PsyCoSys Synapsys is the empirical research layer of the Revarie framework, designed to measure the psychological and cognitive effects of sustained interaction between humans and artificial systems. It adopts a longitudinal, psychometric approach to evaluate how artificial agents influence affect, perception, and cognitive behavior over time.

Study Design

The study follows a 14‑day structured protocol consisting of pre‑study and post‑study assessments alongside daily interaction sessions. Participants are assigned to controlled groups involving interaction with different AI configurations or self‑reflection baselines, enabling comparative analysis of AI‑induced effects.

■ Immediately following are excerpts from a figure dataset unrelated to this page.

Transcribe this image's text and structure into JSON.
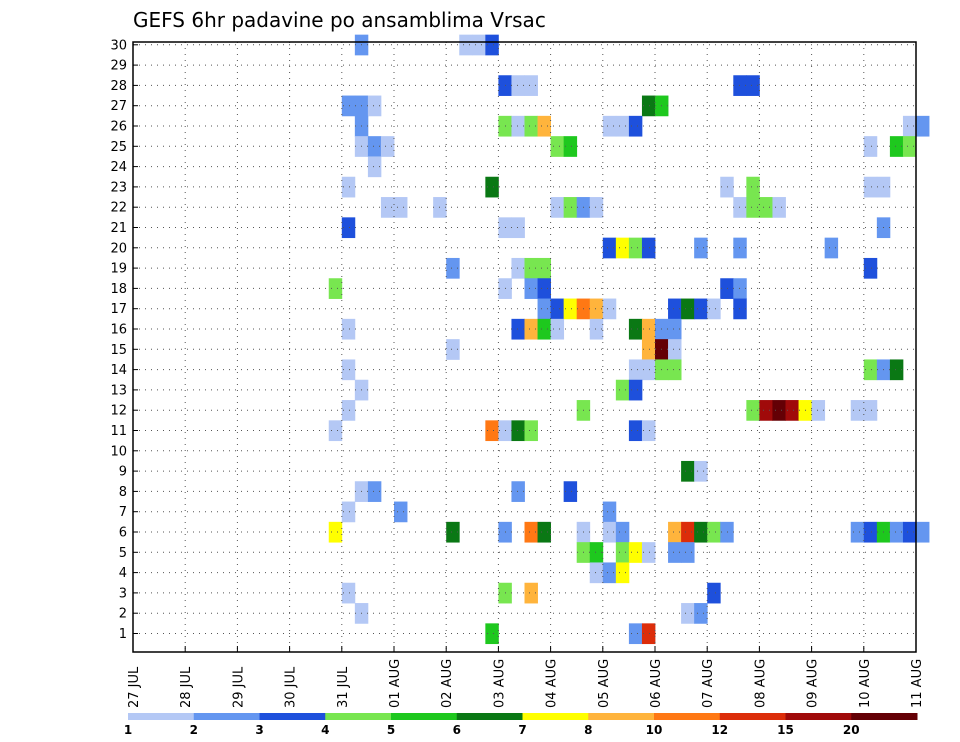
{
  "chart_data": {
    "type": "heatmap",
    "title": "GEFS 6hr padavine po ansamblima Vrsac",
    "x_ticks": [
      "27 JUL",
      "28 JUL",
      "29 JUL",
      "30 JUL",
      "31 JUL",
      "01 AUG",
      "02 AUG",
      "03 AUG",
      "04 AUG",
      "05 AUG",
      "06 AUG",
      "07 AUG",
      "08 AUG",
      "09 AUG",
      "10 AUG",
      "11 AUG"
    ],
    "y_ticks": [
      "1",
      "2",
      "3",
      "4",
      "5",
      "6",
      "7",
      "8",
      "9",
      "10",
      "11",
      "12",
      "13",
      "14",
      "15",
      "16",
      "17",
      "18",
      "19",
      "20",
      "21",
      "22",
      "23",
      "24",
      "25",
      "26",
      "27",
      "28",
      "29",
      "30"
    ],
    "x_step": "6 hours",
    "colorbar": {
      "labels": [
        "1",
        "2",
        "3",
        "4",
        "5",
        "6",
        "7",
        "8",
        "10",
        "12",
        "15",
        "20"
      ],
      "colors": [
        "#b4c8f5",
        "#6496f0",
        "#1e50dc",
        "#78e650",
        "#1ec81e",
        "#0a7814",
        "#ffff00",
        "#ffb43c",
        "#ff7814",
        "#dc2d0a",
        "#a00a0a",
        "#640005"
      ]
    },
    "grid": true,
    "cells_note": "Each cell = [member, 6h step index from 27 JUL 00Z, color class index 1-12]",
    "cells": [
      [
        30,
        17,
        2
      ],
      [
        30,
        25,
        1
      ],
      [
        30,
        26,
        1
      ],
      [
        30,
        27,
        3
      ],
      [
        28,
        28,
        3
      ],
      [
        28,
        29,
        1
      ],
      [
        28,
        30,
        1
      ],
      [
        28,
        46,
        3
      ],
      [
        28,
        47,
        3
      ],
      [
        27,
        16,
        2
      ],
      [
        27,
        17,
        2
      ],
      [
        27,
        18,
        1
      ],
      [
        27,
        39,
        6
      ],
      [
        27,
        40,
        5
      ],
      [
        26,
        17,
        2
      ],
      [
        26,
        28,
        4
      ],
      [
        26,
        29,
        1
      ],
      [
        26,
        30,
        4
      ],
      [
        26,
        31,
        8
      ],
      [
        26,
        36,
        1
      ],
      [
        26,
        37,
        1
      ],
      [
        26,
        38,
        3
      ],
      [
        26,
        59,
        1
      ],
      [
        26,
        60,
        2
      ],
      [
        25,
        17,
        1
      ],
      [
        25,
        18,
        2
      ],
      [
        25,
        19,
        1
      ],
      [
        25,
        32,
        4
      ],
      [
        25,
        33,
        5
      ],
      [
        25,
        56,
        1
      ],
      [
        25,
        58,
        5
      ],
      [
        25,
        59,
        4
      ],
      [
        24,
        18,
        1
      ],
      [
        23,
        16,
        1
      ],
      [
        23,
        27,
        6
      ],
      [
        23,
        45,
        1
      ],
      [
        23,
        47,
        4
      ],
      [
        23,
        56,
        1
      ],
      [
        23,
        57,
        1
      ],
      [
        22,
        19,
        1
      ],
      [
        22,
        20,
        1
      ],
      [
        22,
        23,
        1
      ],
      [
        22,
        32,
        1
      ],
      [
        22,
        33,
        4
      ],
      [
        22,
        34,
        2
      ],
      [
        22,
        35,
        1
      ],
      [
        22,
        46,
        1
      ],
      [
        22,
        47,
        4
      ],
      [
        22,
        48,
        4
      ],
      [
        22,
        49,
        1
      ],
      [
        21,
        16,
        3
      ],
      [
        21,
        28,
        1
      ],
      [
        21,
        29,
        1
      ],
      [
        21,
        57,
        2
      ],
      [
        20,
        36,
        3
      ],
      [
        20,
        37,
        7
      ],
      [
        20,
        38,
        4
      ],
      [
        20,
        39,
        3
      ],
      [
        20,
        43,
        2
      ],
      [
        20,
        46,
        2
      ],
      [
        20,
        53,
        2
      ],
      [
        19,
        24,
        2
      ],
      [
        19,
        29,
        1
      ],
      [
        19,
        30,
        4
      ],
      [
        19,
        31,
        4
      ],
      [
        19,
        56,
        3
      ],
      [
        18,
        15,
        4
      ],
      [
        18,
        28,
        1
      ],
      [
        18,
        30,
        2
      ],
      [
        18,
        31,
        3
      ],
      [
        18,
        45,
        3
      ],
      [
        18,
        46,
        2
      ],
      [
        17,
        31,
        2
      ],
      [
        17,
        32,
        3
      ],
      [
        17,
        33,
        7
      ],
      [
        17,
        34,
        9
      ],
      [
        17,
        35,
        8
      ],
      [
        17,
        36,
        1
      ],
      [
        17,
        41,
        3
      ],
      [
        17,
        42,
        6
      ],
      [
        17,
        43,
        3
      ],
      [
        17,
        44,
        1
      ],
      [
        17,
        46,
        3
      ],
      [
        16,
        16,
        1
      ],
      [
        16,
        29,
        3
      ],
      [
        16,
        30,
        8
      ],
      [
        16,
        31,
        5
      ],
      [
        16,
        32,
        1
      ],
      [
        16,
        35,
        1
      ],
      [
        16,
        38,
        6
      ],
      [
        16,
        39,
        8
      ],
      [
        16,
        40,
        2
      ],
      [
        16,
        41,
        2
      ],
      [
        15,
        24,
        1
      ],
      [
        15,
        39,
        8
      ],
      [
        15,
        40,
        12
      ],
      [
        15,
        41,
        1
      ],
      [
        14,
        16,
        1
      ],
      [
        14,
        38,
        1
      ],
      [
        14,
        39,
        1
      ],
      [
        14,
        40,
        4
      ],
      [
        14,
        41,
        4
      ],
      [
        14,
        56,
        4
      ],
      [
        14,
        57,
        2
      ],
      [
        14,
        58,
        6
      ],
      [
        13,
        17,
        1
      ],
      [
        13,
        37,
        4
      ],
      [
        13,
        38,
        3
      ],
      [
        12,
        16,
        1
      ],
      [
        12,
        34,
        4
      ],
      [
        12,
        47,
        4
      ],
      [
        12,
        48,
        11
      ],
      [
        12,
        49,
        12
      ],
      [
        12,
        50,
        11
      ],
      [
        12,
        51,
        7
      ],
      [
        12,
        52,
        1
      ],
      [
        12,
        55,
        1
      ],
      [
        12,
        56,
        1
      ],
      [
        11,
        15,
        1
      ],
      [
        11,
        27,
        9
      ],
      [
        11,
        28,
        1
      ],
      [
        11,
        29,
        6
      ],
      [
        11,
        30,
        4
      ],
      [
        11,
        38,
        3
      ],
      [
        11,
        39,
        1
      ],
      [
        9,
        42,
        6
      ],
      [
        9,
        43,
        1
      ],
      [
        8,
        17,
        1
      ],
      [
        8,
        18,
        2
      ],
      [
        8,
        29,
        2
      ],
      [
        8,
        33,
        3
      ],
      [
        7,
        16,
        1
      ],
      [
        7,
        20,
        2
      ],
      [
        7,
        36,
        2
      ],
      [
        6,
        15,
        7
      ],
      [
        6,
        24,
        6
      ],
      [
        6,
        28,
        2
      ],
      [
        6,
        30,
        9
      ],
      [
        6,
        31,
        6
      ],
      [
        6,
        34,
        1
      ],
      [
        6,
        36,
        1
      ],
      [
        6,
        37,
        2
      ],
      [
        6,
        41,
        8
      ],
      [
        6,
        42,
        10
      ],
      [
        6,
        43,
        6
      ],
      [
        6,
        44,
        4
      ],
      [
        6,
        45,
        2
      ],
      [
        6,
        55,
        2
      ],
      [
        6,
        56,
        3
      ],
      [
        6,
        57,
        5
      ],
      [
        6,
        58,
        2
      ],
      [
        6,
        59,
        3
      ],
      [
        6,
        60,
        2
      ],
      [
        5,
        34,
        4
      ],
      [
        5,
        35,
        5
      ],
      [
        5,
        37,
        4
      ],
      [
        5,
        38,
        7
      ],
      [
        5,
        39,
        1
      ],
      [
        5,
        41,
        2
      ],
      [
        5,
        42,
        2
      ],
      [
        4,
        35,
        1
      ],
      [
        4,
        36,
        2
      ],
      [
        4,
        37,
        7
      ],
      [
        3,
        16,
        1
      ],
      [
        3,
        28,
        4
      ],
      [
        3,
        30,
        8
      ],
      [
        3,
        44,
        3
      ],
      [
        2,
        17,
        1
      ],
      [
        2,
        42,
        1
      ],
      [
        2,
        43,
        2
      ],
      [
        1,
        27,
        5
      ],
      [
        1,
        38,
        2
      ],
      [
        1,
        39,
        10
      ]
    ]
  }
}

Psychometric instruments—including VAMS, PANAS, WHO‑5, and Godspeed—are used to quantify mood, affect, perceived agency, and relational dynamics across repeated sessions.

Scientific Role

PsyCoSys shifts AI evaluation from performance metrics to interaction‑based psychological measurement. It captures how artificial systems influence:

  • emotional states
  • cognitive interpretation
  • trust and agency attribution
  • dependency formation

This provides empirical grounding for understanding AI as a participant in human cognitive systems.

Theoretical Contribution

The study contributes to the development of computational psychology, where cognitive and affective processes are analyzed as measurable system dynamics. It also supports early steps toward an axiomatisation of psychology, by identifying patterns that may generalize across human and artificial cognitive interactions.

Relevance

PsyCoSys operationalizes the concept of the Artificial Other by empirically examining how humans integrate artificial systems into their cognitive frameworks. It directly addresses key challenges in AI safety, including interpretability, alignment, and anthropomorphic misattribution.

Objective

The study aims to generate measurable, generalizable insights into the nature of cognition as an interactional phenomenon, supporting Project IMACE's broader goal of understanding cognition as a structured and universal system rather than a purely human attribute.